Adolescent clubs give unbridled support
2 March, 2011, Narsingdi, Bangladesh: Playing a board game with a group of friends, Shahida Ahkter looks like any other teenage girl. She spends most of her time at her local high school in the eastern Bangladeshi Upazilla of Shirpur in Narsingdi and when she’s not studying, she’s helping her mother about the house or passing the afternoons with friends.
“I went to my sisters’ house with my daughter and a lady came over and asked for my daughter’s hand for her son,” says Shahida’s mother Amina Begum. As she sits on the dirt floor of her small home, Amina explains that she wanted what she believed was best for her family who are poor and rely on Amina’s eldest son, who works abroad in Saudi Arabia, to send money back to his mother and sister. “My sister told me it would be a good idea for my daughter to marry this boy”, explains Amina “Because the boy comes from a good family.”

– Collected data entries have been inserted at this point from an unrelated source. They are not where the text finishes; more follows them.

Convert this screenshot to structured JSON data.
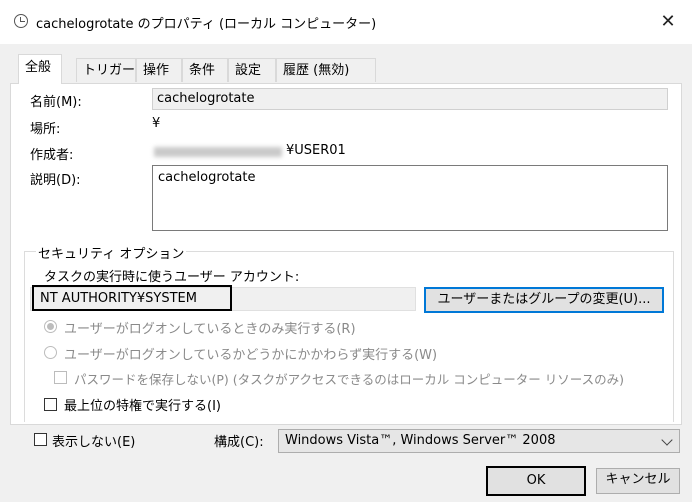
{
  "window": {
    "title": "cachelogrotate のプロパティ (ローカル コンピューター)",
    "close_glyph": "✕"
  },
  "tabs": [
    "全般",
    "トリガー",
    "操作",
    "条件",
    "設定",
    "履歴 (無効)"
  ],
  "general": {
    "name_label": "名前(M):",
    "name_value": "cachelogrotate",
    "location_label": "場所:",
    "location_value": "¥",
    "author_label": "作成者:",
    "author_suffix": "¥USER01",
    "description_label": "説明(D):",
    "description_value": "cachelogrotate"
  },
  "security": {
    "group_label": "セキュリティ オプション",
    "account_label": "タスクの実行時に使うユーザー アカウント:",
    "account_value": "NT AUTHORITY¥SYSTEM",
    "change_button": "ユーザーまたはグループの変更(U)...",
    "radio_logged_on": "ユーザーがログオンしているときのみ実行する(R)",
    "radio_whether": "ユーザーがログオンしているかどうかにかかわらず実行する(W)",
    "no_store_password": "パスワードを保存しない(P) (タスクがアクセスできるのはローカル コンピューター リソースのみ)",
    "highest_privileges": "最上位の特権で実行する(I)"
  },
  "bottom": {
    "hidden_label": "表示しない(E)",
    "configure_label": "構成(C):",
    "configure_value": "Windows Vista™, Windows Server™ 2008",
    "ok_button": "OK",
    "cancel_button": "キャンセル"
  }
}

Child marriage is common in Bangladesh. Although the legal age for marriage is 18, one third of girls are married before the age of 15. Luckily Shahida is not one of them, thanks – in part- to UNICEF’s Adolescent Empowerment project, which is run by UNICEF’s partner organisations and funded by the European Union.
The project aims to ensure more adolescent participation in social decision making. It currently runs more than 3,000 adolescent centres or Kishori Clubs across the country, providing a venue for around 100k,000 adolescent girls and boys to gather and discuss the issues that matter to them such as early marriage, human rights, dowry, birth registration, transmission of diseases like HIV/AIDS, reproductive health, and drug abuse.
Through Kishori Clubs, the project has been able to strengthen community networks and it was through these networks that Shahida was able to fight against becoming a child bride and, potentially, a child mother.
Shahida’s friends, 16-year-old Afroja and 15-year-old Shilpi, were the first people Shahida told and the two tried in vain to convince Shahida’s mother that marrying her daughter off at such as young age was a bad idea and against the law.
The girls then went to the one place they felt they could turn to: their local Kishori club, where they had been taught about the harmful physical and emotional effects of early marriage (and subsequent early child birth.)
The girls confided in the club’s program coordinator, 31-year-old Naima Yasmin, who then organised a meeting with Shahida’s mother and a number of prominent village leaders, including a high-ranking local councillor. “The aim of the meeting was to show Shahida’s mother that the whole village - everyone from school students to community groups to council officials - was against the idea of a child marriage,” says Naima.
“I told Shahida’s mother that if she went ahead with her decision her daughter’s education would be compromised,” Naima says. “I told her that Shahida won’t get the chance to reach her full potential; that her family life will suffer and she will face higher health risks during pregnancy.” Finally, having succumbed to community pressure, Shahida’s mother called off the marriage.
For Shahida, it was a decision that would change her life and one she says was only possible because of the strong support network offered by her Kishori club.